Why is the following code fails to compile:
<?php $str = "echo \"ok\""; $func = "eval"; $func ($str); ?> And php tells me eval was undefined.
4 Answers
In PHP, eval is a "language construct", not a function. (Notice It turns keyword-color in syntax highlighting editors.) Language constructs cannot be called using the variable function syntax $func() or used with other function-specific things like is_callable().
From http://www.php.net/manual/en/functions.variable-functions.php:
Variable functions won't work with language constructs such as echo, print, unset(), isset(), empty(), include, require and the like. Utilize wrapper functions to make use of any of these constructs as variable functions.
Comments
eval() cannot be called using a variable function. If you don't understand what a variable function is? look at the following part of your code
$func = "eval"; $func ($str); //Here $func becomes eval upon execution making it a variable function If you look at the manual reference, its clearly noted
Note: Because this is a language construct and not a function, it cannot be called using variable functions.
Comments
You got Wrong..the code, maybe like example..

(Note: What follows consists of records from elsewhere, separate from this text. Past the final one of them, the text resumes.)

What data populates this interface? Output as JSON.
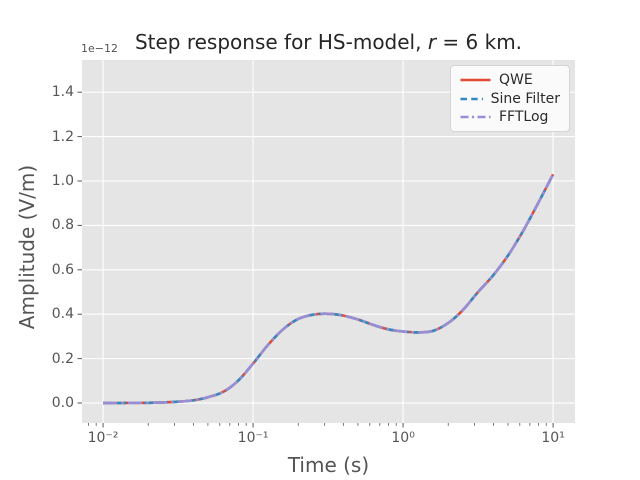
{
  "title": {
    "prefix": "Step response for HS-model, ",
    "variable": "r",
    "suffix": " = 6 km."
  },
  "axes": {
    "offset_text": "1e−12",
    "xlabel": "Time (s)",
    "ylabel": "Amplitude (V/m)",
    "background": "#E5E5E5",
    "grid_color": "#FFFFFF",
    "tick_color": "#555555",
    "text_color": "#555555",
    "title_color": "#262626"
  },
  "legend": {
    "entries": [
      {
        "label": "QWE",
        "color": "#E24A33",
        "linestyle": "solid"
      },
      {
        "label": "Sine Filter",
        "color": "#348ABD",
        "linestyle": "dashed"
      },
      {
        "label": "FFTLog",
        "color": "#988ED5",
        "linestyle": "dashdot"
      }
    ]
  },
  "chart_data": {
    "type": "line",
    "title": "Step response for HS-model, r = 6 km.",
    "xlabel": "Time (s)",
    "ylabel": "Amplitude (V/m)",
    "y_offset_text": "1e−12",
    "x_scale": "log",
    "y_scale": "linear",
    "grid": true,
    "legend_position": "upper right",
    "xlim": [
      0.00724,
      14.0
    ],
    "ylim_1e12": [
      -0.09,
      1.545
    ],
    "x_ticks": [
      {
        "value": 0.01,
        "label": "10⁻²"
      },
      {
        "value": 0.1,
        "label": "10⁻¹"
      },
      {
        "value": 1.0,
        "label": "10⁰"
      },
      {
        "value": 10.0,
        "label": "10¹"
      }
    ],
    "x_minor_ticks": [
      0.008,
      0.009,
      0.02,
      0.03,
      0.04,
      0.05,
      0.06,
      0.07,
      0.08,
      0.09,
      0.2,
      0.3,
      0.4,
      0.5,
      0.6,
      0.7,
      0.8,
      0.9,
      2,
      3,
      4,
      5,
      6,
      7,
      8,
      9
    ],
    "y_ticks": [
      {
        "value": 0.0,
        "label": "0.0"
      },
      {
        "value": 0.2,
        "label": "0.2"
      },
      {
        "value": 0.4,
        "label": "0.4"
      },
      {
        "value": 0.6,
        "label": "0.6"
      },
      {
        "value": 0.8,
        "label": "0.8"
      },
      {
        "value": 1.0,
        "label": "1.0"
      },
      {
        "value": 1.2,
        "label": "1.2"
      },
      {
        "value": 1.4,
        "label": "1.4"
      }
    ],
    "x": [
      0.01,
      0.0126,
      0.0158,
      0.02,
      0.0251,
      0.0316,
      0.0398,
      0.0501,
      0.0631,
      0.0794,
      0.1,
      0.1259,
      0.1585,
      0.1995,
      0.2512,
      0.3162,
      0.3981,
      0.5012,
      0.631,
      0.7943,
      1.0,
      1.2589,
      1.5849,
      1.9953,
      2.5119,
      3.1623,
      3.9811,
      5.0119,
      6.3096,
      7.9433,
      10.0
    ],
    "series": [
      {
        "name": "QWE",
        "color": "#E24A33",
        "linestyle": "solid",
        "values_1e12": [
          0.0,
          0.0,
          0.001,
          0.001,
          0.003,
          0.006,
          0.012,
          0.026,
          0.05,
          0.1,
          0.178,
          0.262,
          0.332,
          0.378,
          0.398,
          0.402,
          0.394,
          0.376,
          0.352,
          0.332,
          0.322,
          0.318,
          0.325,
          0.36,
          0.42,
          0.5,
          0.575,
          0.665,
          0.775,
          0.9,
          1.03
        ]
      },
      {
        "name": "Sine Filter",
        "color": "#348ABD",
        "linestyle": "dashed",
        "values_1e12": [
          0.0,
          0.0,
          0.001,
          0.001,
          0.003,
          0.006,
          0.012,
          0.026,
          0.05,
          0.1,
          0.178,
          0.262,
          0.332,
          0.378,
          0.398,
          0.402,
          0.394,
          0.376,
          0.352,
          0.332,
          0.322,
          0.318,
          0.325,
          0.36,
          0.42,
          0.5,
          0.575,
          0.665,
          0.775,
          0.9,
          1.03
        ]
      },
      {
        "name": "FFTLog",
        "color": "#988ED5",
        "linestyle": "dashdot",
        "values_1e12": [
          0.0,
          0.0,
          0.001,
          0.001,
          0.003,
          0.006,
          0.012,
          0.026,
          0.05,
          0.1,
          0.178,
          0.262,
          0.332,
          0.378,
          0.398,
          0.402,
          0.394,
          0.376,
          0.352,
          0.332,
          0.322,
          0.318,
          0.325,
          0.36,
          0.42,
          0.5,
          0.575,
          0.665,
          0.775,
          0.9,
          1.03
        ]
      }
    ]
  }
}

<?php $eval_code = '$my_name = "Swashata";' . '$your_name = "John";' . 'return $your_name;' . 'echo $my_name;'; $the_name = eval( $eval_code ); echo '<p>$the_name has got a value ' . $the_name . '</p>'; ?> 
1 Comment
Felix Kling
So... what's the big difference in your code? What is wrong with the OP's code? Why does it fail?
evalis not really a function, it's a language construct: "Note: Because this is a language construct and not a function, it cannot be called using variable functions." php.net/manual/en/function.eval.php<-(it's written in the docs).